Okra: a return to Clemson spineless over the poor performing heirlooms of last summer was stymied by an unusually cool summer.
Mexican sour gherkin/ mouse melon: Yay! Cuke flavor for salads without dealing with powdery mildew or the disease that the cucumber beetles bring.
Tomatoes: Tess's land race currant tomatoes were unstoppable and super sweet, a winner. Japanese black trifele were not super vigorous, but tasty, and both held up to the disease I know lurks in my raised beds.
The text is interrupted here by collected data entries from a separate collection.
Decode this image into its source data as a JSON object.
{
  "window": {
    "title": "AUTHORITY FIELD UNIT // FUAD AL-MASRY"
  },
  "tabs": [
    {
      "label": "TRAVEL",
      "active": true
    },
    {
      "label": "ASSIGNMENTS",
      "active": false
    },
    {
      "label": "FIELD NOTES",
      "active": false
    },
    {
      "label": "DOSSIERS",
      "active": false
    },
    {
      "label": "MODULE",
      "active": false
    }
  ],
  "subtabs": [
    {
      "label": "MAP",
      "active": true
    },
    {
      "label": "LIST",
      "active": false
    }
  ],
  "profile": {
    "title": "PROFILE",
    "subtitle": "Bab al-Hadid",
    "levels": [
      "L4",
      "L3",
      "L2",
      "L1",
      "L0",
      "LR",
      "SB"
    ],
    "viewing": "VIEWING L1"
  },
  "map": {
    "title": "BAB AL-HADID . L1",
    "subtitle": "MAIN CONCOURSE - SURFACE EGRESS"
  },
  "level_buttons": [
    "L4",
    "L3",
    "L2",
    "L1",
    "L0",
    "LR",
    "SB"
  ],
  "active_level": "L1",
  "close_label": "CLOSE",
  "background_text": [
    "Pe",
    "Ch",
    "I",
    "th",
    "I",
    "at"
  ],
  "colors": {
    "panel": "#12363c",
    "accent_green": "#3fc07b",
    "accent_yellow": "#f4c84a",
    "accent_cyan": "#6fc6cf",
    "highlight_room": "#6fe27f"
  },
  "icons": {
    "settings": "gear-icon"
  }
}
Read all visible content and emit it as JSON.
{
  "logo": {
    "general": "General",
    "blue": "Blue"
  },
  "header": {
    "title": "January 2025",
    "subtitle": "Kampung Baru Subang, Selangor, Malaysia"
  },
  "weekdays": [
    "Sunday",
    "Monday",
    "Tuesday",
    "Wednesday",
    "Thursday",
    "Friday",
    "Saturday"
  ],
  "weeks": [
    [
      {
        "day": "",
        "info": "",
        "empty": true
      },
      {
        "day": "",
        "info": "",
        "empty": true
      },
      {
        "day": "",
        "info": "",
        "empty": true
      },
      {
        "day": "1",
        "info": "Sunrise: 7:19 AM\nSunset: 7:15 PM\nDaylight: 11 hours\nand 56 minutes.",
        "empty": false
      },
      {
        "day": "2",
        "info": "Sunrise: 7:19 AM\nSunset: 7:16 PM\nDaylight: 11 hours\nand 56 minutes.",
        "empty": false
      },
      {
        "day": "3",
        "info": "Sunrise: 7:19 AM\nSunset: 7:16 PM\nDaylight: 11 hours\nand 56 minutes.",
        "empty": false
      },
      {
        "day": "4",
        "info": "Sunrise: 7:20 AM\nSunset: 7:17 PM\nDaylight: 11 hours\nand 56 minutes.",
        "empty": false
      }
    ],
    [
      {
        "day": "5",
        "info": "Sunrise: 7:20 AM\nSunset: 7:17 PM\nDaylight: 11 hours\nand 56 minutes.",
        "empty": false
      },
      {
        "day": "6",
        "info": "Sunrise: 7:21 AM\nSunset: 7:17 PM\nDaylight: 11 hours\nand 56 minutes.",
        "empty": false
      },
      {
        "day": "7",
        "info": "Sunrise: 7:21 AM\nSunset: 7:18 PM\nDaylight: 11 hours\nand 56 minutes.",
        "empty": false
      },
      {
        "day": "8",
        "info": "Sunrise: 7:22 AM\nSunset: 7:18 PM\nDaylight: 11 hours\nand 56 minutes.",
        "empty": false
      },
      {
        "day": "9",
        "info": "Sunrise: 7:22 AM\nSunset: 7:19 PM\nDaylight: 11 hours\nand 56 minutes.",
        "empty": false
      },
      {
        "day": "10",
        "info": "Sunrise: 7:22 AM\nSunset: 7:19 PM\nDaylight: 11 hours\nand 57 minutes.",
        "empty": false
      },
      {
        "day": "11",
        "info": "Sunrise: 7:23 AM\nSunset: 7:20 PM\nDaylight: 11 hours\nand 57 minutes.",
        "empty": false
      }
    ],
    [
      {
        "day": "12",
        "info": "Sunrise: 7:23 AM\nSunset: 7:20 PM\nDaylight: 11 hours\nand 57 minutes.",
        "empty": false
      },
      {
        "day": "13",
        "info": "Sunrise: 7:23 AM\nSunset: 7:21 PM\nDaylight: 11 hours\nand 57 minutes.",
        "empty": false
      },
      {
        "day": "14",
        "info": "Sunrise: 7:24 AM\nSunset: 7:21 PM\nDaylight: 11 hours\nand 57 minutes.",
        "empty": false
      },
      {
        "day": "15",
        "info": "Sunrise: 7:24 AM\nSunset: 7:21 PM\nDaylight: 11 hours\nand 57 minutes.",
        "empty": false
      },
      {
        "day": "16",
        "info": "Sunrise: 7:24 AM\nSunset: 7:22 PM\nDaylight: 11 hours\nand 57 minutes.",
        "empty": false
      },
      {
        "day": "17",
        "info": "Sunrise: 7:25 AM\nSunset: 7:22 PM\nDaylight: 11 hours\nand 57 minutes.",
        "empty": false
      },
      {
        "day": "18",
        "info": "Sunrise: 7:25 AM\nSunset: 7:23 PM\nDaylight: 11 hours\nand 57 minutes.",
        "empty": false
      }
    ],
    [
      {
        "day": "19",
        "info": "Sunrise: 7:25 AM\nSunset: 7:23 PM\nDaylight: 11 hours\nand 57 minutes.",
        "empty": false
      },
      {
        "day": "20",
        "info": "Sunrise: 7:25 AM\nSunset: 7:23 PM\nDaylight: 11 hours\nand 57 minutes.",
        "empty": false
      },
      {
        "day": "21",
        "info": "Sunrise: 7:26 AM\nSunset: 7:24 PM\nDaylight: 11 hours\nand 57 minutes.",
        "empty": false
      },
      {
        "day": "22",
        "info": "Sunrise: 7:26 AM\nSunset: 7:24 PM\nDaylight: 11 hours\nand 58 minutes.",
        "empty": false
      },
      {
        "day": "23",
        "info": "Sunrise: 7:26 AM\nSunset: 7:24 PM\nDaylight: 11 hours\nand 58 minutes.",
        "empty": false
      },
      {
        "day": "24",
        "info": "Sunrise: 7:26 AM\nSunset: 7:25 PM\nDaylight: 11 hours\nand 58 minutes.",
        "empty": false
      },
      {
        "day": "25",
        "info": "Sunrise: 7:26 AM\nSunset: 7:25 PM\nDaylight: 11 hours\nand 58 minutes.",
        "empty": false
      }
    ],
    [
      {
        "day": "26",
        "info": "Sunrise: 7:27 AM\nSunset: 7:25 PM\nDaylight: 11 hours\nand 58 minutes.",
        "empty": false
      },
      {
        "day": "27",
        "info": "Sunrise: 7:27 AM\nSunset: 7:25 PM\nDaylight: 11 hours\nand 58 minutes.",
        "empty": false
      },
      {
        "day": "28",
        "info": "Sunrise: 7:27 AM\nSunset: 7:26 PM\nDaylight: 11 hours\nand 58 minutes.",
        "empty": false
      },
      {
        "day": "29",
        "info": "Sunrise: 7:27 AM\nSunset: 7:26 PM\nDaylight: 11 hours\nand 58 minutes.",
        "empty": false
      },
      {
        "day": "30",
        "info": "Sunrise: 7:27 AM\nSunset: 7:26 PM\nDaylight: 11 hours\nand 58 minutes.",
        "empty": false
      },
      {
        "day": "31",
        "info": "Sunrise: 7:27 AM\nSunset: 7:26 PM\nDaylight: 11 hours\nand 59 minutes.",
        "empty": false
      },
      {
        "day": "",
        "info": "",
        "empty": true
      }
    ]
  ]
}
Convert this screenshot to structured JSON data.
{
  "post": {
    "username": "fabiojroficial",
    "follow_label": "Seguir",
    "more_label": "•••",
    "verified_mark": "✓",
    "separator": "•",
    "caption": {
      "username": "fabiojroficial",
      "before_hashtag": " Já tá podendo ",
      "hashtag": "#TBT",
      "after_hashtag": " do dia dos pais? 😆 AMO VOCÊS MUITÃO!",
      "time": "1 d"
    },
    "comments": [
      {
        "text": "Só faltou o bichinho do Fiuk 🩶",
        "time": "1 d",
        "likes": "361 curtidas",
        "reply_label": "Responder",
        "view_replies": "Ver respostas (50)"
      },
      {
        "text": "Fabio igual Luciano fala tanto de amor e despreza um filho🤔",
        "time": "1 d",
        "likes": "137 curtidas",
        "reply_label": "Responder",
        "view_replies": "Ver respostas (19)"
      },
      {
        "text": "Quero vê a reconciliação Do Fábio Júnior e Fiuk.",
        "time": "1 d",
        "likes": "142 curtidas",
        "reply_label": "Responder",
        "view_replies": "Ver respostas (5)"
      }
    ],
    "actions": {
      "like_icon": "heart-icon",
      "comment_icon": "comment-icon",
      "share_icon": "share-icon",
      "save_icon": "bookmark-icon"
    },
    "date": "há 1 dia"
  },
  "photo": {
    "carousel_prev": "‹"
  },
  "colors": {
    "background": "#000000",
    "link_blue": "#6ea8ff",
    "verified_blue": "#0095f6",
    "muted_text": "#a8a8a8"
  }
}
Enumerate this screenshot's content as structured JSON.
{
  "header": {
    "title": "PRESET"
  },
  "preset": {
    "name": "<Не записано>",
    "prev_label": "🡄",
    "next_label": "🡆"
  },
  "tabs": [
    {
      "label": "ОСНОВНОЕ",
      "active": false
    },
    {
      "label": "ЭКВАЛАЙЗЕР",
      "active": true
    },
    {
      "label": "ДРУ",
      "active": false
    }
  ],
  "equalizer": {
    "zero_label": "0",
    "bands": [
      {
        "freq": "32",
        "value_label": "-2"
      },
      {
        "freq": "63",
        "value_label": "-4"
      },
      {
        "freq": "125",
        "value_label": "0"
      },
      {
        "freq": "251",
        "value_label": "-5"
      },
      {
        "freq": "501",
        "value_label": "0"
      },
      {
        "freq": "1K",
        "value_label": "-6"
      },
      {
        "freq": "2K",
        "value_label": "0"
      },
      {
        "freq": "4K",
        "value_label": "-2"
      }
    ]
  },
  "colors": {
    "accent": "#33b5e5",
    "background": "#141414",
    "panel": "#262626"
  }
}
I just need to grow more. *This was my first year growing tomato plants from seed.
Lipstick pepper: My best success with sweet peppers so far. Again, not super productive, but their small size guaranteed much more success. Tunisian baklouti peppers did well as always.
Lima beans and black eyes peas both did fine but had to be wrapped in bird netting to keep the rabbits out. Something is still getting to the black eyed peas (voles?) I like growing beans because of their relative ease (other than rabbits), but I feel like I should be getting much more beans than I do.
I left one bed pretty much empty this summer, saving room to put in Brussels transplants for fall, and this worked well while also giving me room for scallions and leeks.
The artichoke I planted in spring never did much. I'll give it until next spring to show me something. The collards, Chinese broccoli, and kale that I let languish all summer only served to invite white flies. I'm still deciding if I should let them stay into fall or pull them and start over.
Tatume squash: an early loss, succumbing to powdery mildew, after showing so much promise with squash vine borer resistance. Seminole pumpkin: these take a lot of space--and only two pumpkins are the result!